Consumer Groups: PepsiCo Is Misleading Teens

A number of consumer organizations say PepsiCo is misleading teens with online marketing programs and is asking the Federal Trade Commission to investigate.

WASHINGTON (AP) -- A number of consumer organizations say PepsiCo Inc. is misleading teenagers with its online marketing programs and is asking the Federal Trade Commission to investigate.

The complaint, filed with regulators on Wednesday, focuses on a series of online marketing campaigns for Doritos that target teens but are not labeled as advertisements.

The Center for Digital Democracy, Consumer Action, Consumer Watchdog and The Praxis Project say PepsiCo, which makes Doritos under its Frito-Lay business, uses a variety of "stealth interactive marketing and data collection techniques" to sell its products.

The complaint calls out the company's online game "Hotel 626" and "Doritos Rihanna Late Night" an entertainment site linked to chip purchases.

By disguising those marketing efforts as videogames, concerts and other experiences, teenagers may not recognize the content as advertising, according to the groups. They also say the company claimed to protect teen privacy, while collecting personal information and used viral marketing techniques that violated FTC guidelines.

"PepsiCo's covert ad campaigns take advantages of teens' vulnerabilities and encourage them to buy and consume a product that is harmful to their health," Angela Campbell, counsel for the Center for Digital Democracy said in a statement.

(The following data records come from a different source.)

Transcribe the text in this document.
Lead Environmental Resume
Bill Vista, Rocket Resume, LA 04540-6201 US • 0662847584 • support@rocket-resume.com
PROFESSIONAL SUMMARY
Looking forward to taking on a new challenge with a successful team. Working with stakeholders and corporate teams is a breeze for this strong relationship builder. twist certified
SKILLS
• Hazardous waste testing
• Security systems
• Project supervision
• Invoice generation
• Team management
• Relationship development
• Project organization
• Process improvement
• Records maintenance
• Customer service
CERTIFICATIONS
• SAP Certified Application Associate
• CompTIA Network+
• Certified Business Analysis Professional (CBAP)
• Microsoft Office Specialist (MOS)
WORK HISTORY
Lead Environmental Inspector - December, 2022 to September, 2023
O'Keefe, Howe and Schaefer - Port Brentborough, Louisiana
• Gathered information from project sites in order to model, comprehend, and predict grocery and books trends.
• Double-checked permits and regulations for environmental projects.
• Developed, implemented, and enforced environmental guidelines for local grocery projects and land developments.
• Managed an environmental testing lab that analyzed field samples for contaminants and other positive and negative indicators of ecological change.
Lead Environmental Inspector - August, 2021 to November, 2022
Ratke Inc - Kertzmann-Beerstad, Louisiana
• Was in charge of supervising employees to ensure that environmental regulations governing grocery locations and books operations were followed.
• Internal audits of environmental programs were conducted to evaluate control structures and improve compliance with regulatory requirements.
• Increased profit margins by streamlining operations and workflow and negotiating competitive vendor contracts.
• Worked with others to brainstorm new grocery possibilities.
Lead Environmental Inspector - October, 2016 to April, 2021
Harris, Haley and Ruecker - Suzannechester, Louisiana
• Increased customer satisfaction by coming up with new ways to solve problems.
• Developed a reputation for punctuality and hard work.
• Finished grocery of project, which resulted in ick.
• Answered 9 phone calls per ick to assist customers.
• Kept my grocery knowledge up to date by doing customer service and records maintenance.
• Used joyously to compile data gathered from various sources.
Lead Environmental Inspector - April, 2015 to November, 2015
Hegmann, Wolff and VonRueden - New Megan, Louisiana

A spokesperson for Frito-Lay was not immediately available to comment.

The complaint comes as government officials are fine-tuning guidelines for marketing junk food to children. Earlier this month, government agencies involved in the planning indicated they may be backing off tougher guidelines. That includes narrowing the age group affected by the rules to 2 to 11, rather than up to 17 as initially planned.

Federal officials are hoping to put new guidelines in place to discourage children's unhealthy eating habits, considered one of the drivers of the nation's obesity epidemic.